While MAFSI realizes the reporting of significant opportunities or problems with key accounts must exist between rep and manufacturer, the IRS states the following concerning independent contractors, “The general rule is that an individual is an independent contractor if you, the person for whom the services are performed, have the right to control or direct only the result of the work and not the means and methods of accomplishing the result.”
MAFSI contacted Atlanta tax attorney, Calvin Bomar of Bomar & Phipps, LLC who responded, “Call reports are a factor that will weigh against the Taxpayer when the IRS is evaluating the behavioral control, financial control and relationship of the parties.
In the event that the manufacturers’ representative is reclassified as an employee, instead of an independent contractor, it can have several negative consequences for both the manufacturer and the representative.
The manufacturer can become liable for the income and social security taxes that are required to be withheld from employees, the employer’s share of social security tax and the federal unemployment tax (FUTA).
This can lead to an IRS challenge of business expenses claimed by the representative.

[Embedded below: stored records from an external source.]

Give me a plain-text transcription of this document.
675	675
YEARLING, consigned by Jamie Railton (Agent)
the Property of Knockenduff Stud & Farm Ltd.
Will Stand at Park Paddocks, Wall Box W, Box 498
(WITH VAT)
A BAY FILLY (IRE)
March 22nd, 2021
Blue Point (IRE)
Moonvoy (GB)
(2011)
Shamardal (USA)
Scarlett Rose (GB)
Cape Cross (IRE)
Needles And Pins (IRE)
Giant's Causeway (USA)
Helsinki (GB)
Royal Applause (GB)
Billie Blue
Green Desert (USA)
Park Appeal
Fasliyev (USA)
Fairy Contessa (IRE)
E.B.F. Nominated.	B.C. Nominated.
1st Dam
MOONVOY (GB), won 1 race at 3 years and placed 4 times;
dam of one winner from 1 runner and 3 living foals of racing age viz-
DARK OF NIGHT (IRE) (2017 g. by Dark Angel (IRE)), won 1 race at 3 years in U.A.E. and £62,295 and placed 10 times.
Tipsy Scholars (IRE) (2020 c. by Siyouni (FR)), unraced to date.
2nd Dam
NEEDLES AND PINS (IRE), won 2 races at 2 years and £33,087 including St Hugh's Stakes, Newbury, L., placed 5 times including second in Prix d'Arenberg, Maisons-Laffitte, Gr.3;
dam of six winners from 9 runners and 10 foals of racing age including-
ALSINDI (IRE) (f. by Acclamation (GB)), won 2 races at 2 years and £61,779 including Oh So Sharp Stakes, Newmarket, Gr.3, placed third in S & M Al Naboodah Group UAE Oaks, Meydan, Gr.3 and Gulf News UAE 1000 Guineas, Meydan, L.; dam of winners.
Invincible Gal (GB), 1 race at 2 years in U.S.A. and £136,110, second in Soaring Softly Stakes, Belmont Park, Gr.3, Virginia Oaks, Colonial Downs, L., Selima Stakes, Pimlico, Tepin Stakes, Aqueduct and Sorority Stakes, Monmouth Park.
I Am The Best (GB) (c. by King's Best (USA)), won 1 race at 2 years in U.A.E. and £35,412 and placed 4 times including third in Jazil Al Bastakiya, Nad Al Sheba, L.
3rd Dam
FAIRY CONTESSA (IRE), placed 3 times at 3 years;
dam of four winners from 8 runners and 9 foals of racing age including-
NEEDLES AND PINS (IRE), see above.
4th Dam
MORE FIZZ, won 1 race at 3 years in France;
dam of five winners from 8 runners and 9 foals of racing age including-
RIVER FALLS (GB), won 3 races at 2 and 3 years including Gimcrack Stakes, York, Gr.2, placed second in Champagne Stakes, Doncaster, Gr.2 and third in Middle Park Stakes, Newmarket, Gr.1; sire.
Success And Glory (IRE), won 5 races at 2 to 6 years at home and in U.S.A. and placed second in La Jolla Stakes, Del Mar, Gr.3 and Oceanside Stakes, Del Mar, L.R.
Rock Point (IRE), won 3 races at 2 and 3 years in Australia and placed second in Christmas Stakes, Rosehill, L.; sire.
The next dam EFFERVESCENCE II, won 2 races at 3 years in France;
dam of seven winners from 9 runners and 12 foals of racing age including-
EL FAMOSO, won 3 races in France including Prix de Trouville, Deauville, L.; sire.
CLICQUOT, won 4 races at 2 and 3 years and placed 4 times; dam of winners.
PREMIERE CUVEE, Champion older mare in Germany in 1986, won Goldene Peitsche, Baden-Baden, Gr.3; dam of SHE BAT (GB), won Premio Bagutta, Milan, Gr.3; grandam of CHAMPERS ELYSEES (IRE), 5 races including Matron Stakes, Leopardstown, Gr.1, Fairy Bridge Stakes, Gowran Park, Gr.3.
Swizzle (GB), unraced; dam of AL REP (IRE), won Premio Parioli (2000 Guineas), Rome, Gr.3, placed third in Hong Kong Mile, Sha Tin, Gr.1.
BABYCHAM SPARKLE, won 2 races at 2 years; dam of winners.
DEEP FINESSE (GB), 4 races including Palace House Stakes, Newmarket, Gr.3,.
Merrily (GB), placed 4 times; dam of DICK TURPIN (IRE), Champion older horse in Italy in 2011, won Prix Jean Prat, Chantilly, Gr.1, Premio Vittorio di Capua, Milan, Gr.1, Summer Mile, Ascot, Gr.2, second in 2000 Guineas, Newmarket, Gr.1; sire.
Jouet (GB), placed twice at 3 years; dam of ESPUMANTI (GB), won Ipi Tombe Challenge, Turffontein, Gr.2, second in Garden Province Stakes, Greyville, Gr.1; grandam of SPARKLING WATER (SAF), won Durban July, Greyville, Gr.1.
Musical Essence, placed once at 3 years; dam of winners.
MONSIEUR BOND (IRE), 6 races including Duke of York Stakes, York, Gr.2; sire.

It can also harm the future relationship between the manufacturer and representative, since reclassification will generally result in the IRS requiring the manufacturer to use employees to perform the duties that were previously completed by the independent contractor (representative).”
An agreement setting forth that the worker is an independent contractor is recommended; however, any agreement, no matter how well drafted and explained to each party and signed, will not change the results if a person is held to be an employee under the facts and circumstances.
The laws surrounding the employee versus independent contractor issues are extremely complex and many states may have additional rules or laws regarding independent contractor status. MAFSI recommends that all members consult with their tax professional for further clarification on these issues.
In addition, we encourage reps and manufacturers to have meaningful dialogue on all partnership issues including reports. Both parties should review these types of requests jointly to determine if they are a productive use of the reps’ and manufacturers’ selling time.